This study, along with many others over the past decade, show that a conscious effort to give thanks for the positive aspects of your life can lead to a more positive outlook, a better feeling about your future, and improved abilities to find solutions to problems and overcome obstacles.
When you focus on appreciating the positive aspects of your life, you will also learn how to deal with and let go of negative emotions that could cause you psychological harm. When you spend more time acknowledging and celebrating the positive aspects of your life, you leave less room for negativity and are have less energy for focusing on negative emotions or circumstances.
Being grateful can help you even when you do not share your appreciation with others, too. While some people choose to write letters or talk with the people in their lives about why they are grateful, this act of sharing is not really necessary to enjoy all the benefits that gratitude can offer your life. What is important is that you take the time to think about your appreciation, and while the act of writing is not necessary, it is a reflective practice that helps you think through how you feel and your reasons for feeling grateful.

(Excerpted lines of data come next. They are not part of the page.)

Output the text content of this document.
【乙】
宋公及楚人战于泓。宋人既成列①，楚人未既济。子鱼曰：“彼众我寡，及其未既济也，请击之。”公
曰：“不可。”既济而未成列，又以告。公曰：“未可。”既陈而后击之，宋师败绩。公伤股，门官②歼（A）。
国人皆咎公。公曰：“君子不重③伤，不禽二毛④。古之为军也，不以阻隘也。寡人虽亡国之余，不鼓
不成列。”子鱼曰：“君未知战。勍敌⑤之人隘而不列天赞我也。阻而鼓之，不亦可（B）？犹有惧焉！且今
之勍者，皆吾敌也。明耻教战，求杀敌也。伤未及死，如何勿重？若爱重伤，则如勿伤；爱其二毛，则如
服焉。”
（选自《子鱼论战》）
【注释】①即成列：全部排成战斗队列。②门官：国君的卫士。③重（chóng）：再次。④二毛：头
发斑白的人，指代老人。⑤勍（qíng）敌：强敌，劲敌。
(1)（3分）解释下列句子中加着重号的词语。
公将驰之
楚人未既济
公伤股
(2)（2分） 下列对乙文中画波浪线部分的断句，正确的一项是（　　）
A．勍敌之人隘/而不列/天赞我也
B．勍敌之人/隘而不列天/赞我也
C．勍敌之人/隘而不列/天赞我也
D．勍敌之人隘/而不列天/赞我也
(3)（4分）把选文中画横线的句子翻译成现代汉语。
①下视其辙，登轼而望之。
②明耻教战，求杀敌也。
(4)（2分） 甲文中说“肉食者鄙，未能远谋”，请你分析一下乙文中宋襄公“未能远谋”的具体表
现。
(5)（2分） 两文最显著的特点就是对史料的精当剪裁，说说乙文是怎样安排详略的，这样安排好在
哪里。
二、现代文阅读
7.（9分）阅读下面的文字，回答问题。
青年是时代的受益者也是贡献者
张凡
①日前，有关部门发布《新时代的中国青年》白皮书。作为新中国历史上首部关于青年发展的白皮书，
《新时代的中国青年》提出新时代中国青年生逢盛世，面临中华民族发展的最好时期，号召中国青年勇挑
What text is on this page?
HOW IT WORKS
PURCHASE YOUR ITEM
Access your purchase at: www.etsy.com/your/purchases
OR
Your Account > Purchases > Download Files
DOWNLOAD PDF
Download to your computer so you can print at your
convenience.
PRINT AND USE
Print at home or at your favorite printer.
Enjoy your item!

Another important takeaway from the research on gratitude is that this activity is essential to do regularly, and its effects may not be felt right away. Retraining your brain takes time, and when you start to shift your attitude from negativity towards the more positive aspects of your life, your mind will need time to adjust. The good news is that it only takes a few weeks of regular gratitude practice to see differences, so you do not have to wait for months or even years to notice how your mindset is shifting.

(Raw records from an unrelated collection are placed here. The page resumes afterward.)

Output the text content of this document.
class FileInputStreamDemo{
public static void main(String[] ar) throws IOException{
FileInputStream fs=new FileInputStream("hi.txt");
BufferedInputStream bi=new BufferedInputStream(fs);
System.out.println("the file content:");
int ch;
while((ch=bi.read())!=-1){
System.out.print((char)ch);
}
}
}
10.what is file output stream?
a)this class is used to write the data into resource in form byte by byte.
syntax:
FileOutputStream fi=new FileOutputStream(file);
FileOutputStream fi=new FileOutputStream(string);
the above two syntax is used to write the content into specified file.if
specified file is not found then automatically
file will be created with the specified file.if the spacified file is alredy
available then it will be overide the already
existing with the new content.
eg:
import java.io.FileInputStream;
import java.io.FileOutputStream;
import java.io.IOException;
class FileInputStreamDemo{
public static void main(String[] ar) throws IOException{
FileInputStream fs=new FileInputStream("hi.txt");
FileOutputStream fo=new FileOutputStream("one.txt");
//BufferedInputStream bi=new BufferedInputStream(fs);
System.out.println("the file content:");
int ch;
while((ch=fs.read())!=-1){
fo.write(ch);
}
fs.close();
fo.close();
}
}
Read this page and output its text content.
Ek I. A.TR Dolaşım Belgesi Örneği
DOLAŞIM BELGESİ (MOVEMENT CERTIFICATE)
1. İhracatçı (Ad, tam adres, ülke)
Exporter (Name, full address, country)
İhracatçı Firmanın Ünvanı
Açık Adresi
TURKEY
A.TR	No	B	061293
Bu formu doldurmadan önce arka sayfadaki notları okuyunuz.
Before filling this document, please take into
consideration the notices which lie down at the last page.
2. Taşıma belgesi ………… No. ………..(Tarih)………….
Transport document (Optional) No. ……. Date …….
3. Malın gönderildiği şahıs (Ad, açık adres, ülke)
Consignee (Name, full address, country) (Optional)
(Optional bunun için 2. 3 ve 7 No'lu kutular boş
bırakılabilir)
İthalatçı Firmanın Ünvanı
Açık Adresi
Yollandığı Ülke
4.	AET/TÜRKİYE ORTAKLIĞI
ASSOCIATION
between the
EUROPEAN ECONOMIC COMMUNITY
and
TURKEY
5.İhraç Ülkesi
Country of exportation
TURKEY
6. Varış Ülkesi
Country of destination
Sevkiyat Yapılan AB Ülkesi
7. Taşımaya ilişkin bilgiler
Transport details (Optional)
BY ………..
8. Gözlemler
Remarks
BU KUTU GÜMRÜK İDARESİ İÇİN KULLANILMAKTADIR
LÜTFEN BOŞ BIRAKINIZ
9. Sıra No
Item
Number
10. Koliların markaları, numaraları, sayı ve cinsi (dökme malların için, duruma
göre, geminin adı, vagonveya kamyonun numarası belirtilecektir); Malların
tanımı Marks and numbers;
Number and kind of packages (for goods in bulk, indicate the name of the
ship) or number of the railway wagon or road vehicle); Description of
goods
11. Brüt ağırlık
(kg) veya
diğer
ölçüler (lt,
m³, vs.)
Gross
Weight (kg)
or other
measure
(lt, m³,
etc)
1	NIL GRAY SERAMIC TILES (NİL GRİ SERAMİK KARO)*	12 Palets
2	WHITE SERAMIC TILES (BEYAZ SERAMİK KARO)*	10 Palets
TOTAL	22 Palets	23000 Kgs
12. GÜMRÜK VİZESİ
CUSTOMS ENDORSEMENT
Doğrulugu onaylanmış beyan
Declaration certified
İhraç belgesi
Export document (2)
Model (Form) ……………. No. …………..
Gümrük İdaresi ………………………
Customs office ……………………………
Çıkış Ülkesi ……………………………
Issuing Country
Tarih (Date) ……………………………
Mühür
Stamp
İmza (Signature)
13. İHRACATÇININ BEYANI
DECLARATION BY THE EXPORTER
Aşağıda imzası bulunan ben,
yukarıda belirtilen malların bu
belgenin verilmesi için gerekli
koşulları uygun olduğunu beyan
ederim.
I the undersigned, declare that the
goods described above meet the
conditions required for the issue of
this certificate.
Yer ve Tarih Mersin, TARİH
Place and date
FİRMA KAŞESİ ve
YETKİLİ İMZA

When you regularly focus on your gratitude, the benefits to your mindset will be felt for a long time, as it has a lasting effect on your brain. People who feel more grateful are more likely to be generous toward others, to see positive acts in their lives, and to be more attuned to the experiences of other people, making you more empathetic. Regularly practicing gratitude seems to activate parts of the brain associated with empathy and compassion, and these effects are noted long after gratitude exercises are stopped.
Regardless of if you are dealing with mental health challenges or not, being more grateful and regularly reflecting on your gratitude can influence your mind in positive ways. Take some time each day to consider what you are grateful for and the blessing you have in your life. When you spend your time focusing on the positive instead of the negative, you will notice improvements in many aspects of your life, including your state of mind.